Our Roots — How NBHSAF Came to Be

The New Berlin High School Alumni Foundation didn’t start in a boardroom or with a strategic plan. It started at a reunion.

When the New Berlin West High School Class of 1970 gathered for their 50th reunion, something unexpected happened — the event generated surplus funds. For most groups that would have been a pleasant surprise and nothing more. For this class it became a question: what do we do with this?

Another party seemed unlikely. As the class approached the milestone of turning 70, the idea of organizing another grand reunion felt improbable. But doing nothing with those funds felt wrong too. This was a class that had always believed individuals could come together to create something lasting — after all, they had graduated into a world being shaped by the first Earth Day, founded by Wisconsin’s own Senator Gaylord Nelson. That spirit of civic engagement never left them.

The Class of 1970 had also come of age during one of the most turbulent chapters in American history. Many classmates served their country. All of them lived through a time that taught hard lessons about community, sacrifice, and the importance of looking out for the next generation. Fifty years later those lessons shaped everything about how this foundation was built.

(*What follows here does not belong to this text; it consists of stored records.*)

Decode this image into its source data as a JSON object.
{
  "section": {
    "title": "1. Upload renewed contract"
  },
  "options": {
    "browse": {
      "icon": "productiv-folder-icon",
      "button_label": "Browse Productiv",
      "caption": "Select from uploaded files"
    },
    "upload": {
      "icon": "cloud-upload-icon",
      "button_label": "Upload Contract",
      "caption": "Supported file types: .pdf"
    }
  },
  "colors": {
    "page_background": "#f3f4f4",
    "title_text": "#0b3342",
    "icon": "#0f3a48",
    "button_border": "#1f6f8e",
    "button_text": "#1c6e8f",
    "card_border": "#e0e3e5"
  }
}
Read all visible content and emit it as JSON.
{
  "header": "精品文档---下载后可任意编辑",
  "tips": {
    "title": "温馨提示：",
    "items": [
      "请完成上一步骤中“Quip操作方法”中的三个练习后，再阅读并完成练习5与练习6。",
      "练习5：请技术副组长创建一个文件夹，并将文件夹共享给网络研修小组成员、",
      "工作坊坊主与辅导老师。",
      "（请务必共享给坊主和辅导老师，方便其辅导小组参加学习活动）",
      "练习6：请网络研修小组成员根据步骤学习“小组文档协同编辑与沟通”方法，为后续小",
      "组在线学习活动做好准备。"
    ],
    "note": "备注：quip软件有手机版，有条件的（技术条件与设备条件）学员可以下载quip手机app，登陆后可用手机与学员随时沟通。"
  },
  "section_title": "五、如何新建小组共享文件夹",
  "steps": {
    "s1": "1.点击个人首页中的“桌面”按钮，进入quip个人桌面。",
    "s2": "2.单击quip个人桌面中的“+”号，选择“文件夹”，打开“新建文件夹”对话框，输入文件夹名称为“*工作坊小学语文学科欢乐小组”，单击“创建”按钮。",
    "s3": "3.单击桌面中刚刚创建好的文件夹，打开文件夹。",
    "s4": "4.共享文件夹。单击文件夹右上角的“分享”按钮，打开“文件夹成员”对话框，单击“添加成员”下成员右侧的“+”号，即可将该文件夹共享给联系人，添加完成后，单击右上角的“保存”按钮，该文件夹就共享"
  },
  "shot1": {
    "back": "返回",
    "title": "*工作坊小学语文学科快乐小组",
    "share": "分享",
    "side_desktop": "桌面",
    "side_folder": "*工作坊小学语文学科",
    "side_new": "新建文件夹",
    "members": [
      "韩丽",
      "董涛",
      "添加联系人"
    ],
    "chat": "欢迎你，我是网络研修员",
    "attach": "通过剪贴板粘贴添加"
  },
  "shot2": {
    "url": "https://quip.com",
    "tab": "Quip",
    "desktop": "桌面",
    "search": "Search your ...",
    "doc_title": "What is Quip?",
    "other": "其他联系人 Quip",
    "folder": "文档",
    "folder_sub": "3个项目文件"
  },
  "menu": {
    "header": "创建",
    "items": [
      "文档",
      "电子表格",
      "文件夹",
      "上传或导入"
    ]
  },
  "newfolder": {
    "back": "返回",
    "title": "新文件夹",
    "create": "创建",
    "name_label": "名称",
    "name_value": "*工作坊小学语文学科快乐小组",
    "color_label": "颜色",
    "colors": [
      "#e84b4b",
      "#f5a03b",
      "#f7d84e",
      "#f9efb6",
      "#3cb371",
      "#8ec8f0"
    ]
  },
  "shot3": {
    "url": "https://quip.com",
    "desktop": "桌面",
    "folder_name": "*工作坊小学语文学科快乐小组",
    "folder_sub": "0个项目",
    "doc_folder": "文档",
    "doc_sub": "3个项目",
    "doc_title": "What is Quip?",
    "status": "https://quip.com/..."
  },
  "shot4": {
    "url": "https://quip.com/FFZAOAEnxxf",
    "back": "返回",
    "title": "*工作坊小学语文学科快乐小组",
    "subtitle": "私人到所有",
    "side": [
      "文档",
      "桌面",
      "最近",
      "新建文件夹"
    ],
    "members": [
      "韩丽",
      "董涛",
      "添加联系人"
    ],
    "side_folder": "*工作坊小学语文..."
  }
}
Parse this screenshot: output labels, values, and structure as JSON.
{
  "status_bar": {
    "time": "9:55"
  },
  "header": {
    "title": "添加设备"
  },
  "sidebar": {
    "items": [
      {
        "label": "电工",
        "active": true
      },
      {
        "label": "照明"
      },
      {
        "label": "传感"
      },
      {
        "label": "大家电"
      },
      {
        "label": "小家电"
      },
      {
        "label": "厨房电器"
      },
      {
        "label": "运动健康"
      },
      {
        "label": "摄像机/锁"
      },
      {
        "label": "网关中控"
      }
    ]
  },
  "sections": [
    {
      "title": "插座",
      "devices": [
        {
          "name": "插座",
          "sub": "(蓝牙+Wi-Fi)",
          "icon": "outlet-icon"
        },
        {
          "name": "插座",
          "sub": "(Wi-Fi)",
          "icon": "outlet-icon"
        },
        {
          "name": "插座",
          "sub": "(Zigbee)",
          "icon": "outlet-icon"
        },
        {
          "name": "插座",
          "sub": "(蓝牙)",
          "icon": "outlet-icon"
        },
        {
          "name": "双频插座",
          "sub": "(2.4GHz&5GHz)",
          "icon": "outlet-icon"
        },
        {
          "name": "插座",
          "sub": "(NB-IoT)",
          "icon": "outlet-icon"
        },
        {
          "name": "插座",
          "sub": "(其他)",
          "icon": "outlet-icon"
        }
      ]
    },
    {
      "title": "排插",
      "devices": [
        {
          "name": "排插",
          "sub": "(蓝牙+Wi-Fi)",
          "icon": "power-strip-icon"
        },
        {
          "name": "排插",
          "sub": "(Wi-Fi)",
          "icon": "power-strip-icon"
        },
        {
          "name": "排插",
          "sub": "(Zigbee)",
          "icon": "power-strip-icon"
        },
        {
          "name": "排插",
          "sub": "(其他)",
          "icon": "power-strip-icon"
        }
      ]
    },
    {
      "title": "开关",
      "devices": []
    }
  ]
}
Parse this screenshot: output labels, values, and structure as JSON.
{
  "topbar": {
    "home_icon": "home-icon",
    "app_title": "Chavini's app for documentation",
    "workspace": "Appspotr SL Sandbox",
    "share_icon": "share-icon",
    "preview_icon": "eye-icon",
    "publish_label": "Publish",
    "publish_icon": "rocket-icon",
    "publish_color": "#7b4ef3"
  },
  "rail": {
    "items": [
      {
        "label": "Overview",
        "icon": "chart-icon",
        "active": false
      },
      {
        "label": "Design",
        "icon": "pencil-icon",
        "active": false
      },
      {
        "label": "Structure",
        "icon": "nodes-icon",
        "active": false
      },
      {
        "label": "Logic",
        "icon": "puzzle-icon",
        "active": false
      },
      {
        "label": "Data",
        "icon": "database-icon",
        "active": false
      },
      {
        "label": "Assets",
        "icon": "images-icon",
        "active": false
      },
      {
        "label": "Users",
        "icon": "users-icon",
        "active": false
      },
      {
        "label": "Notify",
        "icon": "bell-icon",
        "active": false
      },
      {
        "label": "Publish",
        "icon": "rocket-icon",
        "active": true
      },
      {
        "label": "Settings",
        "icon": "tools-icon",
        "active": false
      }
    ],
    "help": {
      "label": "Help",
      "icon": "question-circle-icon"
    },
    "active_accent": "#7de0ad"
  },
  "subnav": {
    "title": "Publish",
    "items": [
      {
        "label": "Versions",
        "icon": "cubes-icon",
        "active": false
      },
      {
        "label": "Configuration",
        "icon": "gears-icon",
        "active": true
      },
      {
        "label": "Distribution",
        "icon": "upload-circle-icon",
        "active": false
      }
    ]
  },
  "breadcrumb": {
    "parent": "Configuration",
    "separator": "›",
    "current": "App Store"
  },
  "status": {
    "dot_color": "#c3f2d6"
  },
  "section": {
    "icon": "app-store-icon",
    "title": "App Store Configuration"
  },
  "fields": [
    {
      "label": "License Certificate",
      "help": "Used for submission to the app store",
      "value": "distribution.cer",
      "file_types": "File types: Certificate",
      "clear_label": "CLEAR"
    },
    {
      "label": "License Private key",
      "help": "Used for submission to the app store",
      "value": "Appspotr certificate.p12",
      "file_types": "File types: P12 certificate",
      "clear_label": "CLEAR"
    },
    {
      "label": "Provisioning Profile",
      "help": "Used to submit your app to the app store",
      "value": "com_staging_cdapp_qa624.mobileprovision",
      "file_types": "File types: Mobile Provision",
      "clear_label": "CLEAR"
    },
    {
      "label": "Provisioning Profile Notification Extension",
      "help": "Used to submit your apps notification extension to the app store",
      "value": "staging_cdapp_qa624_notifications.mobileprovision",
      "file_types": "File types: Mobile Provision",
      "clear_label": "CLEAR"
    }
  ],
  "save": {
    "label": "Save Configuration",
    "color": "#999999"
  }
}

So instead of another reunion, the committee asked a different question — what kind of legacy do we want to leave?

The answer was clear. Scholarships. Not for four-year degrees — there were already plenty of foundations doing that. But for the students who chose a different path. The ones heading to vocational schools, technical colleges, and apprenticeship programs. The future electricians, automotive technicians, welders, healthcare workers, and skilled tradespeople that every community depends on but too few foundations support.

After careful research and deliberation, the New Berlin High Schools Alumni Foundation, Inc. was officially born in August 2022 — recognized as a 501(c)3 nonprofit organization. That designation means every donation made to NBHSAF is tax deductible and goes directly to supporting students from New Berlin West and New Berlin Eisenhower High Schools.

Our directors and board members serve entirely as volunteers — elected democratically at our annual class picnic, receiving no compensation for their time. Every dollar raised goes where it belongs. To the students.

We are proud of where we came from. And we are even more proud of where we are going.

NBHSAF exists because a group of people in their seventies decided that the best use of their reunion surplus wasn’t another party — it was a better future for the next generation. That decision is still driving everything we do.

Our Directors

Join us in expanding scholarship opportunities for students entering the skilled workforce

Our Logo — Four Hands, One Mission

The NBHSAF logo is four equal hands joined together, each gripping the wrist of the next, forming an unbreakable square of shared purpose. When we designed it, we wanted to show unity. What emerged was something deeper — a symbol that tells the entire story of who we are and why we exist.

Each hand represents an equal and essential part of the NBHSAF mission:

Alumni The hand that started it all. Our alumni are the heart and origin of the foundation — the Class of 1970 and the generations that followed who believe that giving back to New Berlin is one of the most meaningful things they can do with their success.

Students The hand that makes everything worthwhile. Students aren’t passive recipients of our work — they are active and equal partners in this mission. Their ambition, their courage to choose a different path, and their commitment to building something with their skills is what drives every decision we make.

Business & Industry The hand that connects education to opportunity. Local businesses and trade unions bridge the gap between the classroom and the career — providing apprenticeships, mentorship, and the real-world context that turns training into a livelihood.

Our Community The hand that holds it all together. The broader New Berlin and southeastern Wisconsin community provides the foundation on which everything else stands. When neighbors, families, and residents invest in students they invest in a stronger, more vibrant community for everyone.